IST student awarded Erickson Discovery Grant to further Tumblr research

UNIVERSITY PARK, Pa. – Courtney Smith, a rising junior studying security and risk analysis, recently received a 2020 Erickson Discovery Grant to further her research on parasocial relationships between 18- to 25-year-old Tumblr bloggers and celebrities.

The Erickson Discovery Grant Program, established at Penn State to support undergraduate student engagement in original research, scholarship and creative work under the direct supervision of a faculty member, awards roughly 70 applicants $3,500 each summer.

Courtney Smith Credit: ProvidedAll Rights Reserved.

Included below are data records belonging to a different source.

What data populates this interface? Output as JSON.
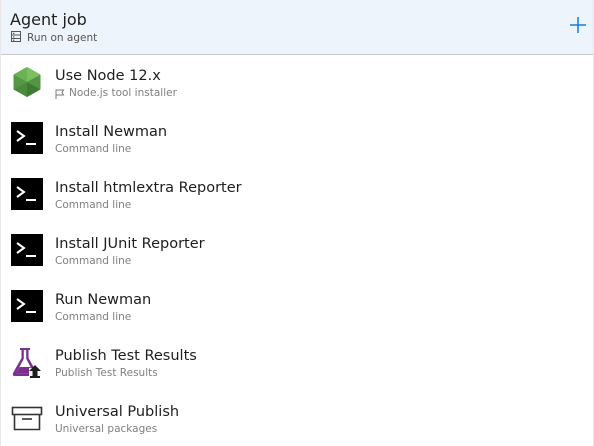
{
  "job": {
    "title": "Agent job",
    "subtitle": "Run on agent",
    "subtitle_icon": "server-icon",
    "add_icon": "plus-icon"
  },
  "tasks": [
    {
      "title": "Use Node 12.x",
      "subtitle": "Node.js tool installer",
      "icon": "nodejs-icon",
      "subtitle_icon": "flag-icon"
    },
    {
      "title": "Install Newman",
      "subtitle": "Command line",
      "icon": "command-line-icon"
    },
    {
      "title": "Install htmlextra Reporter",
      "subtitle": "Command line",
      "icon": "command-line-icon"
    },
    {
      "title": "Install JUnit Reporter",
      "subtitle": "Command line",
      "icon": "command-line-icon"
    },
    {
      "title": "Run Newman",
      "subtitle": "Command line",
      "icon": "command-line-icon"
    },
    {
      "title": "Publish Test Results",
      "subtitle": "Publish Test Results",
      "icon": "flask-upload-icon"
    },
    {
      "title": "Universal Publish",
      "subtitle": "Universal packages",
      "icon": "archive-box-icon"
    }
  ],
  "colors": {
    "header_bg": "#eef4fb",
    "node_green": "#5fa04e",
    "terminal_bg": "#000000",
    "flask_purple": "#7b2f8e",
    "accent": "#0078d4"
  }
}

As an active Tumblr user since 2014, Smith quickly noticed the one-sided relationships many fellow users create with celebrities on the site, whether they’re with real-life public figures or fictional characters. Through fan-fictional stories, gifs, edits and mood boards, these users become fixated on specific celebrities — and Smith wants to know why.

“The problem is that they build these relationships off of surface-level things they see from the celebrity or that the celebrity presents to them, although they don't really know what [the celebrity] is like because they don't know them behind the screen,” Smith said.

Though Smith’s research is currently in preliminary phases, she plans to release a survey on Tumblr to begin gathering this data once the Institutional Review Board approves its ethical standing.

Smith contributes a lot of her success to her mentor, Lynette Yarger, associate professor of information sciences and technology and assistant dean for equity and inclusion at Schreyer Honors College.

"[During my freshman year] I asked [Dr. Yarger] what her research was, and she gave me a lot of pointers about research, how to navigate Penn State, and what I should be doing to help better myself,” said Smith. “She’s been really helpful with this, as well as also writing these amazing recommendation letters for me and getting me in contact with people that can really help me in the long run.”

Smith also credits Yarger with helping her to apply for the Erickson Discovery Grant.

“[Dr. Yarger] was giving me a lot of pointers, especially on my actual grant proposal, because I'd never written a grant proposal before,” said Smith. “I'd never gotten a grant before, so it was all very new to me.”

At Penn State, Smith is involved with the Millennium Scholars Program, through which future leaders in science, technology, engineering and math (STEM) fields commit to increasing the diversity of professionals in their industries. She is also a scholar at the iSchool Inclusion Institute (i3), an undergraduate research and leadership development program through the University of Pittsburgh that prepares underrepresented students for graduate study and careers in the information sciences. Smith presented a separate i3 research project at the virtual iConference earlier this year.

It was through these programs that Smith realized she wanted to get more involved in research and set the goal to eventually obtain a doctoral degree.

“I wasn't too keen on going to graduate school,” Smith said. “I would say that Dr. Yarger’s research and her teaching me about things I should be doing really made me interested, as well as my summer research program at i3 in Pittsburgh — which ultimately led me to wanting to do more of my own research.”

Smith plans to put most of the funding she receives from the Erickson Discovery Grant toward compensation for subjects’ participation as she continues to advance her research — which, she said, was recently selected to be presented at the 2020 National Diversity in STEM Conference (SACNAS).

With all of the recognition that her undergraduate work has received, Smith said she is excited for the future of her research.

“I think [my research] will really help me improve the skills that I have as well as my own confidence of getting into a good Ph.D. program, and [will give] me that edge to get into the programs that I want in the schools that I want,” she concluded.